Working together proved to be a beneficial endeavor for both parties. Riverside Research gained a valuable resource: four capable minds willing to learn about and work on independent research and development projects relevant to national security. Participating students, Kaleigh Dianetti, Jordan Verst, Trevor Wright and Justin Miles (pictured above, L to R), received an opportunity to exercise the skills accumulated through three years of education by working on a real-world problem with experts from Riverside Research, Mr. John Ross and Mr. Ted Josue. Ross and Josue provided coaching and mentoring for the team over the eight-month project span. Ross, a certified Project Management Professional, acted as coach and mentor for business processes. Josue, a Computer and Spectral Imagery Scientist, supplied technical guidance and evaluation, test data, and was responsible for validation and verification of all prototype system components.
“We provided the students with an opportunity to step out of the academic environment and experience the challenges and rewards of addressing a real-world problem in a business setting. They had to address and overcome schedule conflicts, communications issues, competing priorities, and of course, the technical challenges of the project itself,” said Ross. “We were impressed with their creativity, technical prowess, professionalism and the energy with which they attacked the problem. This was a great experience and I look forward to participating in the program again next year.”
“Going into the project, we were excited to work with Riverside Research because they offered a very difficult project, but I believed it would be very fulfilling,” said Verst. “We learned a lot from John and Ted over the course of the project with their experiences and I learned some new techniques in project management that I will take with me in my career.”

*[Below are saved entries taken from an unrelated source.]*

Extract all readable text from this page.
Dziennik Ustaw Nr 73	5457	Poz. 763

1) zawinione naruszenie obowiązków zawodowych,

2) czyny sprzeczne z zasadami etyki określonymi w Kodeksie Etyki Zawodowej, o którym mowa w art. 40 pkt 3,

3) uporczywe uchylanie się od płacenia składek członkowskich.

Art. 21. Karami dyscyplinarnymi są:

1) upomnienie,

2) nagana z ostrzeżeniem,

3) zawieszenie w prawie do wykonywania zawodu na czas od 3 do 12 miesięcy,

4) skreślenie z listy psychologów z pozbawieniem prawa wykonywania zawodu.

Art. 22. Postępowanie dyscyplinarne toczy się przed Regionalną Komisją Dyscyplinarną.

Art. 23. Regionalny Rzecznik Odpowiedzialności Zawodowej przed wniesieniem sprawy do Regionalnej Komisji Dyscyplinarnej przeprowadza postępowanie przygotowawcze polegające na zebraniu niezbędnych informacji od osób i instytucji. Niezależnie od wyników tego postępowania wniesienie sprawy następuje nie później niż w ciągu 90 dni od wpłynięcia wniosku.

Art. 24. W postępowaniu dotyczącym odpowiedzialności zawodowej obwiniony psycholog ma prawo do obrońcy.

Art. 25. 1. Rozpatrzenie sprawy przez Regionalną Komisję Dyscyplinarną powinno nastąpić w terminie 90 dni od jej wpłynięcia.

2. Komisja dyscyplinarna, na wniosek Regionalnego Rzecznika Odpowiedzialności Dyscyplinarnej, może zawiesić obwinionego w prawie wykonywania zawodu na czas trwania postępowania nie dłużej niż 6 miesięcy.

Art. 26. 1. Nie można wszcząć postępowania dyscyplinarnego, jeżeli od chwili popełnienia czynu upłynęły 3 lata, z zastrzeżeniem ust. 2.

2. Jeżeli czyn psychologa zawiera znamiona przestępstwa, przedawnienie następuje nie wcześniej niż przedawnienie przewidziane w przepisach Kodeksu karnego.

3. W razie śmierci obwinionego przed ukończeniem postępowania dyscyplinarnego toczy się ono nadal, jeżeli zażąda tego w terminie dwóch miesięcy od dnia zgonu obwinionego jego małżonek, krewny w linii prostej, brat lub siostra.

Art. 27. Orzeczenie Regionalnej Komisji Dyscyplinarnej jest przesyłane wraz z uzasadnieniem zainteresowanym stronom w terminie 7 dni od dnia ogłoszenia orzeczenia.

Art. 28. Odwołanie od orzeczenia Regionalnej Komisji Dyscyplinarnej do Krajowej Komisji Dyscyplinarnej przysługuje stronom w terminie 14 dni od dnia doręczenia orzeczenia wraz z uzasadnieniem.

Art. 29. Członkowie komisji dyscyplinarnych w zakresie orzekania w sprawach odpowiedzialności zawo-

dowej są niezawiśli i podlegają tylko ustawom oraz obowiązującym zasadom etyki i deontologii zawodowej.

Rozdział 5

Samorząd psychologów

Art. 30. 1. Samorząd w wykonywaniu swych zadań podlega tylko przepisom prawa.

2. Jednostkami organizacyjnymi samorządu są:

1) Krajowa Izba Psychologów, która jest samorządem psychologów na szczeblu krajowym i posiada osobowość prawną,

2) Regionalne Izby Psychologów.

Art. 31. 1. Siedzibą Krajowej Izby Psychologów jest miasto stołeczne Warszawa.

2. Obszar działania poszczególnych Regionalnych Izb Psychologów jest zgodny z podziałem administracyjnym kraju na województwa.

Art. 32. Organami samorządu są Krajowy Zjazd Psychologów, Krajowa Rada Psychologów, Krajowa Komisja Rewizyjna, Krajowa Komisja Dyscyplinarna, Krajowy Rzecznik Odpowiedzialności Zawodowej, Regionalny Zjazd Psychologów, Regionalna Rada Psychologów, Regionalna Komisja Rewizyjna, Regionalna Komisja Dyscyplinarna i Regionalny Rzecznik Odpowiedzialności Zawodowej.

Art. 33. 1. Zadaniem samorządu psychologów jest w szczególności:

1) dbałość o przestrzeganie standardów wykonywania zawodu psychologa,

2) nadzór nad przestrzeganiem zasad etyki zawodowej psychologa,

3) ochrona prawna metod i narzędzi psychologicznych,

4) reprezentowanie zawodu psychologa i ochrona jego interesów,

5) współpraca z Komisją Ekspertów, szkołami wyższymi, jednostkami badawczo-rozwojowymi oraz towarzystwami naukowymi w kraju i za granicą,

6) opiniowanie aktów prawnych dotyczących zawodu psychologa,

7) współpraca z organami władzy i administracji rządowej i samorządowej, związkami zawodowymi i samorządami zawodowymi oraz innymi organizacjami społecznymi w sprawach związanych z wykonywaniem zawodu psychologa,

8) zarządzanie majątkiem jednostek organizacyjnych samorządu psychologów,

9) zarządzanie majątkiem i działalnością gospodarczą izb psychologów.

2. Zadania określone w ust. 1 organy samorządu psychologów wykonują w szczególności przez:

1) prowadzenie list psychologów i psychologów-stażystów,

The University of Dayton student team designed and developed a web-based tool to provide insight and visualization of complex analytical results from a prototype automated hyperspectral imaging tool, consisting of three main elements. In the first element, a geodatabase captures and stores the data. The second element is a web-based user interface that enables the user to generate database queries from selected attributes or metadata. The final element parses the query results using a map-based graphical display.
“The development of this tool provides Riverside Research scientists a quick and relevant view of analytical processing results not previously available,” said Josue. “I am very impressed with ‘Team Riverside’ and what they were able to accomplish in only eight months. I am looking forward to next year and the challenges I can throw at the next team.”
This sponsored project also builds upon Riverside Research and the University of Dayton’s Cooperative Research Agreement, which strives to expand education, research, and internship opportunities in the Dayton area.
About the University of Dayton
The University of Dayton is a top-tier, national, Catholic, research institution. Founded in 1850 by the Society of Mary (the Marianists), the University of Dayton focuses on educating the whole person, connecting learning with leadership and service. Through student clubs, campus recreation, education abroad, research, service-learning and career preparation, students are encouraged to engage the world, developing a critical mind and compassionate heart.